The config file is a PowerShell script and the command line options are exposed as variables in “Script:” scope. For example, with the following statements in a file named “testconfig.ps1”:


$BuildChm = $true

$BuildHxs = $true

$Framework = "2.0"
$Sources = "test.dll", "comments.xml"


You can then run the build with this command:


       scbuild –config testconfig.ps1


Using the –Mixin Option

The –Mixin option allows you to override any of the functions defined in scbuild.ps1 and DocModel.ps1, except for Init(), which is called before the mixins are loaded. Like the config file, the mixin file is a PowerShell script. It gets loaded just after scbuild and the doc model have been initialized, but before any of the build commands are executed. You can use this feature to add new functionality or to change build details.


NOTE: This feature is experimental. Future versions of the build script may be quite different, and functions and variables that exist in this version may not be there in future versions. Anybody using this feature should expect breaking changes.


For example, to override the function that copies the CHM file to its final destination you could create a script file named “testmix.ps1”:


function CopyChmToOutputDir {

       WriteInfo "copy chm file to output directory with date"
       MakePath $OutputDir

       copy-item –force "$TempDir\Output\$($Name).chm" "$($Name)-$([DateTime]::Now.ToString('yyMMdd'))"
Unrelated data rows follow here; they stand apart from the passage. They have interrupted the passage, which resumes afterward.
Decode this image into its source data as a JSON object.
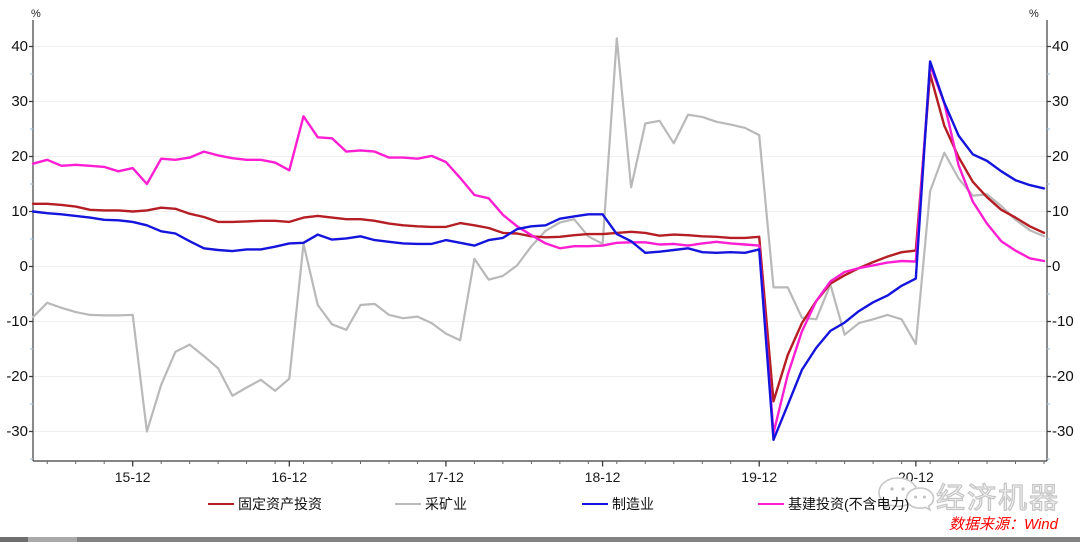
{
  "axes": {
    "left_unit": "%",
    "right_unit": "%"
  },
  "footer": {
    "source": "数据来源：Wind",
    "watermark": "经济机器",
    "watermark_icon": "chat-bubbles-icon"
  },
  "colors": {
    "background": "#ffffff",
    "grid": "#f2eff0",
    "axis": "#3c3c3c",
    "minor_tick": "#a3c3d9",
    "source_text": "#fb0200",
    "watermark": "#c6c6c6"
  },
  "chart_data": {
    "type": "line",
    "title": "",
    "xlabel": "",
    "ylabel": "%",
    "grid": "horizontal",
    "legend_position": "bottom",
    "ylim": [
      -36,
      44.8
    ],
    "y_ticks": [
      40,
      30,
      20,
      10,
      0,
      -10,
      -20,
      -30
    ],
    "y_minor_step": 5,
    "x_labels": [
      "15-12",
      "16-12",
      "17-12",
      "18-12",
      "19-12",
      "20-12"
    ],
    "x_year_indices": [
      7,
      18,
      29,
      40,
      51,
      62
    ],
    "x_minor_every": 2,
    "x": [
      "15-05",
      "15-06",
      "15-07",
      "15-08",
      "15-09",
      "15-10",
      "15-11",
      "15-12",
      "16-02",
      "16-03",
      "16-04",
      "16-05",
      "16-06",
      "16-07",
      "16-08",
      "16-09",
      "16-10",
      "16-11",
      "16-12",
      "17-02",
      "17-03",
      "17-04",
      "17-05",
      "17-06",
      "17-07",
      "17-08",
      "17-09",
      "17-10",
      "17-11",
      "17-12",
      "18-02",
      "18-03",
      "18-04",
      "18-05",
      "18-06",
      "18-07",
      "18-08",
      "18-09",
      "18-10",
      "18-11",
      "18-12",
      "19-02",
      "19-03",
      "19-04",
      "19-05",
      "19-06",
      "19-07",
      "19-08",
      "19-09",
      "19-10",
      "19-11",
      "19-12",
      "20-02",
      "20-03",
      "20-04",
      "20-05",
      "20-06",
      "20-07",
      "20-08",
      "20-09",
      "20-10",
      "20-11",
      "20-12",
      "21-02",
      "21-03",
      "21-04",
      "21-05",
      "21-06",
      "21-07",
      "21-08",
      "21-09",
      "21-10"
    ],
    "series": [
      {
        "name": "固定资产投资",
        "color": "#b41e24",
        "values": [
          11.4,
          11.4,
          11.2,
          10.9,
          10.3,
          10.2,
          10.2,
          10.0,
          10.2,
          10.7,
          10.5,
          9.6,
          9.0,
          8.1,
          8.1,
          8.2,
          8.3,
          8.3,
          8.1,
          8.9,
          9.2,
          8.9,
          8.6,
          8.6,
          8.3,
          7.8,
          7.5,
          7.3,
          7.2,
          7.2,
          7.9,
          7.5,
          7.0,
          6.1,
          6.0,
          5.5,
          5.3,
          5.4,
          5.7,
          5.9,
          5.9,
          6.1,
          6.3,
          6.1,
          5.6,
          5.8,
          5.7,
          5.5,
          5.4,
          5.2,
          5.2,
          5.4,
          -24.5,
          -16.1,
          -10.3,
          -6.3,
          -3.1,
          -1.6,
          -0.3,
          0.8,
          1.8,
          2.6,
          2.9,
          35.0,
          25.6,
          19.9,
          15.4,
          12.6,
          10.3,
          8.9,
          7.3,
          6.1
        ]
      },
      {
        "name": "采矿业",
        "color": "#b9b9b9",
        "values": [
          -9.2,
          -6.6,
          -7.5,
          -8.3,
          -8.8,
          -8.9,
          -8.9,
          -8.8,
          -30.0,
          -21.5,
          -15.5,
          -14.2,
          -16.3,
          -18.5,
          -23.5,
          -22.0,
          -20.6,
          -22.6,
          -20.4,
          4.1,
          -7.0,
          -10.5,
          -11.5,
          -7.0,
          -6.8,
          -8.8,
          -9.4,
          -9.1,
          -10.3,
          -12.2,
          -13.4,
          1.4,
          -2.4,
          -1.7,
          0.2,
          3.7,
          6.5,
          8.0,
          8.6,
          5.5,
          4.1,
          41.5,
          14.4,
          26.0,
          26.5,
          22.4,
          27.6,
          27.2,
          26.3,
          25.8,
          25.2,
          23.9,
          -3.8,
          -3.8,
          -9.3,
          -9.6,
          -3.3,
          -12.4,
          -10.3,
          -9.6,
          -8.8,
          -9.6,
          -14.1,
          13.7,
          20.7,
          16.0,
          12.9,
          13.1,
          11.0,
          8.5,
          6.6,
          5.5
        ]
      },
      {
        "name": "制造业",
        "color": "#1414dc",
        "values": [
          10.0,
          9.7,
          9.5,
          9.2,
          8.9,
          8.5,
          8.4,
          8.1,
          7.5,
          6.4,
          6.0,
          4.6,
          3.3,
          3.0,
          2.8,
          3.1,
          3.1,
          3.6,
          4.2,
          4.3,
          5.8,
          4.9,
          5.1,
          5.5,
          4.8,
          4.5,
          4.2,
          4.1,
          4.1,
          4.8,
          4.3,
          3.8,
          4.8,
          5.2,
          6.8,
          7.3,
          7.5,
          8.7,
          9.1,
          9.5,
          9.5,
          5.9,
          4.6,
          2.5,
          2.7,
          3.0,
          3.3,
          2.6,
          2.5,
          2.6,
          2.5,
          3.1,
          -31.5,
          -25.2,
          -18.8,
          -14.8,
          -11.7,
          -10.2,
          -8.1,
          -6.5,
          -5.3,
          -3.5,
          -2.2,
          37.3,
          29.8,
          23.8,
          20.4,
          19.2,
          17.3,
          15.7,
          14.8,
          14.2
        ]
      },
      {
        "name": "基建投资(不含电力)",
        "color": "#ff1ed2",
        "values": [
          18.7,
          19.4,
          18.3,
          18.5,
          18.3,
          18.1,
          17.3,
          17.9,
          15.0,
          19.6,
          19.4,
          19.8,
          20.9,
          20.2,
          19.7,
          19.4,
          19.4,
          18.9,
          17.5,
          27.3,
          23.5,
          23.3,
          20.9,
          21.1,
          20.9,
          19.8,
          19.8,
          19.6,
          20.1,
          19.0,
          16.1,
          13.0,
          12.4,
          9.4,
          7.3,
          5.7,
          4.2,
          3.3,
          3.7,
          3.7,
          3.8,
          4.3,
          4.4,
          4.4,
          4.0,
          4.1,
          3.8,
          4.2,
          4.5,
          4.2,
          4.0,
          3.8,
          -30.3,
          -19.7,
          -11.8,
          -6.3,
          -2.7,
          -1.0,
          -0.3,
          0.2,
          0.7,
          1.0,
          0.9,
          36.6,
          29.7,
          18.4,
          11.8,
          7.8,
          4.6,
          2.9,
          1.5,
          1.0
        ]
      }
    ]
  }
}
To run the build command with this mixin use:

scbuild –buildchm -buildhxs –framework 2.0 –mixin testmix.ps1 –sources test.dll,comments.xml

When you run this command, the output file name would now include the current date: test-070910.chm.


New & Changed Files

scbuild.ps1 requires a number of support files, but touches only one previously existing file: …/Prototype/Transforms/utilities_reference.xsl. In that file, we removed the HTML 4.0 doc type declaration, because the output from the transforms is not valid HTML 4.0 and having the doc type causes validation errors later in the tool chain. Eventually, the transforms should be fixed to produce valid XHTML 1.0 transitional and then the doc type declaration should be added back in.


Also, each presentation now has a new BuildAssembler config file named Sandcastle-scbuild.config. The new config differs from the previous Sandcastle config in that it includes a different set of reflection and comment files. It is necessary to make the build script location independent, and to support any number of input files.


The doc model specific scripts include a shared script: …/Presentation/Shared/SharedDocModel.ps1. This script defines functions that are the same for all doc models.


Note that the doc model specific script must be called DocModel.ps1, and no other directory under …/Presentation that does not define a doc model must have a DocModel.ps1 file in it. The presence of this file is used to determine if a particular style specified on the command line is a doc model, or just some other support directory like “Shared.” This allows us to add/delete doc models without touching the build script itself, and to ship different configurations that include only a subset of the doc models. It also allows the user to define a custom doc model.



  • Better error handling when intermediate build steps fail.
  • The script currently rebuilds all of the framework and dependency reflection data each time it is executed. This makes it easy to handle different frameworks and doc models. In a future version we can speed things up by keeping a copy of the data around and only rebuilding it on request.

 Hope you all like this new script. Cheers.